Intervention de Gilles Carrez

Réunion du mercredi 28 novembre 2018 à 9h30
Commission des finances, de l'économie générale et du contrôle budgétaire

Photo issue du site de l'Assemblée nationale ou de WikipediaGilles Carrez, rapporteur spécial (Patrimoines) :

Je remercie la Cour des comptes pour la qualité de son travail, qui va nous être très utile.

Pour avoir vécu l'élaboration de la « loi Aillagon », je peux vous dire que cette loi a dépassé les espérances de ses auteurs.

Si nous reconnaissons la nécessité d'encourager le mécénat d'entreprise, qui est indispensable, nous sommes toutefois confrontés à la question qui doit en permanence animer notre commission : comment dépenser mieux en dépensant moins ? Tous les ingrédients sont réunis pour que la dépense fiscale liée au mécénat continue de progresser, pour dépasser bientôt le milliard d'euros, sans aucun contrôle et en dehors de tout cadre de politique publique assumée – ce qui, à mes yeux, est encore plus grave.

En 2003, une dépense fiscale a été mise en place par une loi spécifique, et non par la loi de finances, pour éviter, précisément, le passage en commission des finances, et ce sans aucune étude d'impact. Le coût annoncé à l'époque était de 20 ou 30 millions d'euros, mais a atteint, dès 2004, 80 ou 90 millions d'euros.

Nous avions mauvaise conscience, ce qui nous avait conduits, ainsi qu'il arrive souvent dans notre beau pays, à passer d'un extrême à l'autre. Ce n'est qu'en 1987 que la France a reconnu le mécénat et favorisé les fondations. Auparavant, la France était à la traîne des autres pays. Nous nous sommes donc rattrapés et, en 2003, nous avons donc mis en place d'un seul coup, sans étude d'impact, le système le plus avantageux d'Europe, à savoir une réduction d'impôts de 60 % à laquelle s'ajoutent des possibilités de contreparties pouvant atteindre 25 %. Ainsi, sur une somme versée de 100 000 euros, le donateur peut récupérer 85 000 euros : 60 000 euros sous forme de réduction d'impôt et 25 000 euros sous forme de locations ou de billets gratuits, indépendamment des retombées commerciales pour l'entreprise.

Depuis 2003, une suite d'évolutions a rendu ce dispositif fiscal encore plus avantageux, ce qui a conduit à la multiplication des fondations d'entreprise.

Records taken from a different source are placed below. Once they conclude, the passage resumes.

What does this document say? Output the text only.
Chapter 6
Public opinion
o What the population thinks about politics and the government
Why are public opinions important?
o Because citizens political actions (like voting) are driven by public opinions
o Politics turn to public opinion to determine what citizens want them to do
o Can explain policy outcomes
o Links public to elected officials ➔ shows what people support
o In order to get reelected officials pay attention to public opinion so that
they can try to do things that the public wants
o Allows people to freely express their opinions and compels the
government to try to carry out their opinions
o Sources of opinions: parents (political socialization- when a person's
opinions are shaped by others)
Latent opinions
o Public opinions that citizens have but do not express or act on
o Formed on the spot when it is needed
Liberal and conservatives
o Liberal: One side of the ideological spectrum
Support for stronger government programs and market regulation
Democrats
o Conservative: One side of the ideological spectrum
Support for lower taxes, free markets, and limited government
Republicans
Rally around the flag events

En 2000, sous une précédente majorité, nous avons permis aux fondations d'entreprise de porter le nom de l'entreprise elle-même. Vous imaginez ce qui s'est passé : il s'en est créé par centaines, sinon par milliers.

De plus, aux termes de l'arrêt Persche rendu en 2009 par la Cour de justice de l'Union européenne, un Français qui a une action de mécénat, par exemple, au Portugal ou aux Pays-Bas peut la déduire de ses impôts. Les groupes multinationaux peuvent donc bénéficier de ce dispositif extrêmement favorable pour l'ensemble de l'Union européenne.

Depuis, on a progressivement abaissé le taux de l'impôt sur les sociétés, action qui se poursuivra dans les prochaines années et qui est une bonne chose. Mais il faut se rendre compte que plus le taux de l'impôt sur les sociétés est faible, plus l'avantage comparatif d'une réduction d'impôt de 60 % est fort.

Par ailleurs, la notion d'intérêt général est, dans notre pays, plus qu'extensive. Par curiosité, je me suis procuré le formulaire CERFA 11580 sur les reçus au titre des dons à certains organismes d'intérêt général. La liste est sans fin, on peut donner à qui l'on veut. Singularité française, un organisme bénéficiaire peut déclencher la dépense publique sans même avoir besoin d'attestation ni d'agrément fiscal. Par ailleurs, de par l'extension de la RSE, notamment dans le cadre de la loi PACTE, la frontière entre l'intérêt commercial de l'entreprise et le mécénat sera de plus en ténu. Les entreprises qui avaient la taille suffisante se sont structurées en créant des directions du mécénat, souvent liées à leur direction commerciale même si elles en sont apparemment indépendantes, et ont construit de véritables politiques de mécénat d'entreprise. Près de la moitié de la dépense fiscale, estimée à 900 millions d'euros, est concentrée sur vingt-cinq entreprises. LVMH représente 8 % de la dépense fiscale depuis 2004. Je vous invite à visiter le musée construit par Frank Gehry, c'est superbe ! La première annonce concernant le musée, en 2006, faisait état d'un montant de 100 millions d'euros. À la fin, la facture s'élevait à un peu plus de 900 millions, soit une augmentation des coûts supérieure à celles du Grand Paris Express ou de la Philharmonie de Paris, à cette différence que, sur ces 900 millions d'euros, 60 % bénéficient de réductions d'impôts. Le musée a donc été financé pour plus de 500 millions d'euros par des crédits publics, sans que personne, à aucun moment, ait été au courant de l'évolution progressive de l'enveloppe !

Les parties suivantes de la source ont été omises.